Philip -- adding or subtracting?

You said everything.

Can you give us any color on if there is a test organism, soy, or whatever, that they're working on right now to really explore the technical feasibility?

Obviously, key to the collaboration is to demonstrate the ability of the nucleases to work across multiple plant species. Many of the milestones relate to exactly that type of demonstration.

So you're looking there, probably, at several different types of --

The great feature of the ZFN technology is it really is -- it plugs into two ancient biologically conserved phenomenon, and the first is DNA binding proteins and their ability to bind their sequences in the genome; and the second is the DNA repair processes that drive the gene correction, gene modification activities that we see in cells. And so, yes, we expect to be at the -- this technology's advance really is it should be broadly applicable across, essentially, all species, plant or animal.

And then, Phil, are there any specific timeframes that you think that you'd be able to update the Street on, you know, progress in this collaboration?

I think that will be, but that will happen in the terms of announcements of milestone payments.

I agree with that and very much I would also say that that will be a function of what DAS is interested in talking about as well.

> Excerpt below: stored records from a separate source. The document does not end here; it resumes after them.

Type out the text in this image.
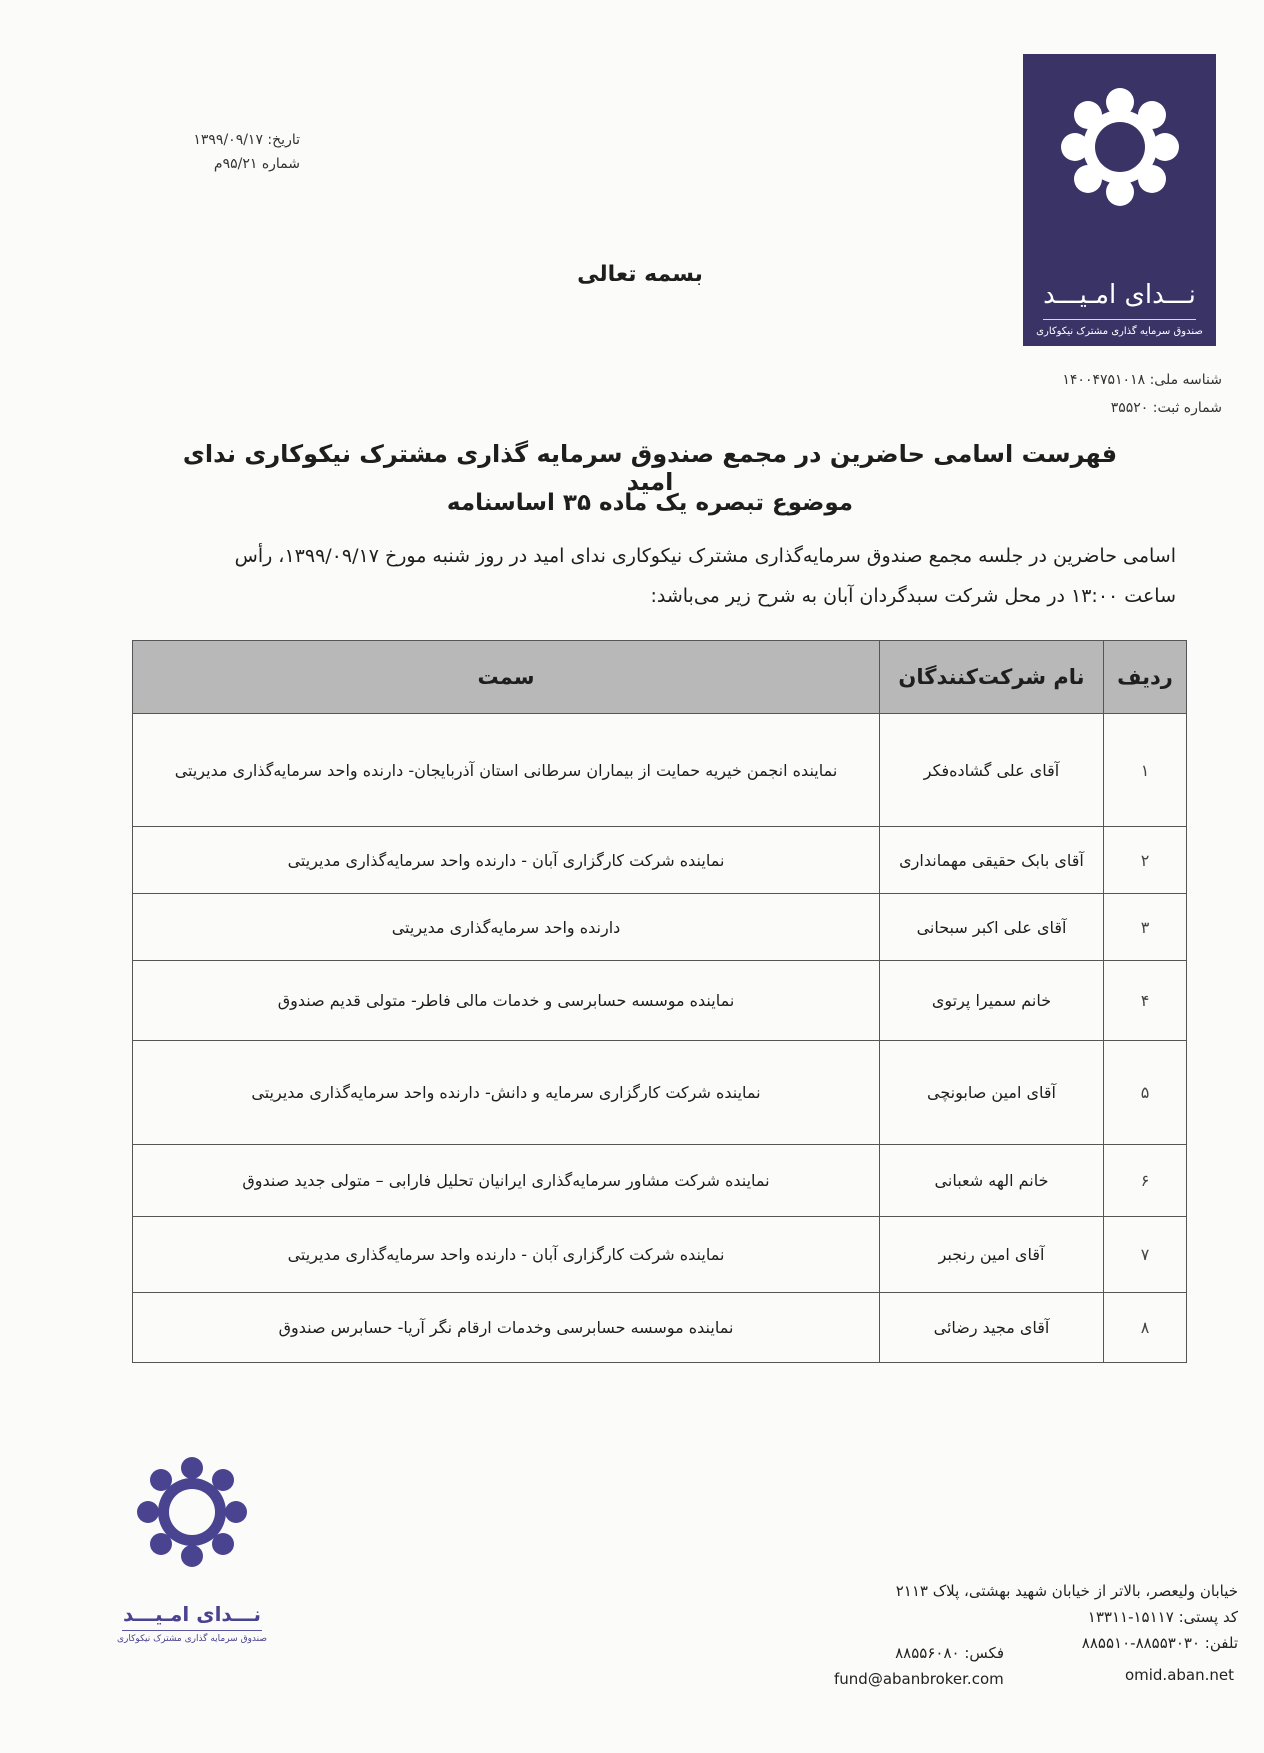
تاریخ: ۱۳۹۹/۰۹/۱۷
شماره ۹۵/۲۱م
نـــدای امـیـــد
صندوق سرمایه گذاری مشترک نیکوکاری
بسمه تعالی
شناسه ملی: ۱۴۰۰۴۷۵۱۰۱۸
شماره ثبت: ۳۵۵۲۰
فهرست اسامی حاضرین در مجمع صندوق سرمایه گذاری مشترک نیکوکاری ندای امید
موضوع تبصره یک ماده ۳۵ اساسنامه
اسامی حاضرین در جلسه مجمع صندوق سرمایه‌گذاری مشترک نیکوکاری ندای امید در روز شنبه مورخ ۱۳۹۹/۰۹/۱۷، رأس
ساعت ۱۳:۰۰ در محل شرکت سبدگردان آبان به شرح زیر می‌باشد:
ردیف	نام شرکت‌کنندگان	سمت
۱	آقای علی گشاده‌فکر	نماینده انجمن خیریه حمایت از بیماران سرطانی استان آذربایجان- دارنده واحد سرمایه‌گذاری مدیریتی
۲	آقای بابک حقیقی مهمانداری	نماینده شرکت کارگزاری آبان - دارنده واحد سرمایه‌گذاری مدیریتی
۳	آقای علی اکبر سبحانی	دارنده واحد سرمایه‌گذاری مدیریتی
۴	خانم سمیرا پرتوی	نماینده موسسه حسابرسی و خدمات مالی فاطر- متولی قدیم صندوق
۵	آقای امین صابونچی	نماینده شرکت کارگزاری سرمایه و دانش- دارنده واحد سرمایه‌گذاری مدیریتی
۶	خانم الهه شعبانی	نماینده شرکت مشاور سرمایه‌گذاری ایرانیان تحلیل فارابی – متولی جدید صندوق
۷	آقای امین رنجبر	نماینده شرکت کارگزاری آبان - دارنده واحد سرمایه‌گذاری مدیریتی
۸	آقای مجید رضائی	نماینده موسسه حسابرسی وخدمات ارقام نگر آریا- حسابرس صندوق
نـــدای امـیـــد
صندوق سرمایه گذاری مشترک نیکوکاری
خیابان ولیعصر، بالاتر از خیابان شهید بهشتی، پلاک ۲۱۱۳
کد پستی: ۱۵۱۱۷-۱۳۳۱۱
تلفن: ۸۸۵۵۳۰۳۰-۸۸۵۵۱۰
فکس: ۸۸۵۵۶۰۸۰
fund@abanbroker.com	omid.aban.net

And then this is a little tongue-in-cheek, but are we someday going to see the Sangamo logo on a tomato?

You know, I don't know.

Good year. Thanks.

You have no further questions at this time.

Thank you. We'd like to thank you for joining us, and we look forward to speaking with you again when we release our first quarter financial information. We'll be available later today if there are any follow-up questions. Thank you.

Ladies and gentlemen, thank you for joining today's conference call. We thank you for your participation. You may now disconnect. Have a good day.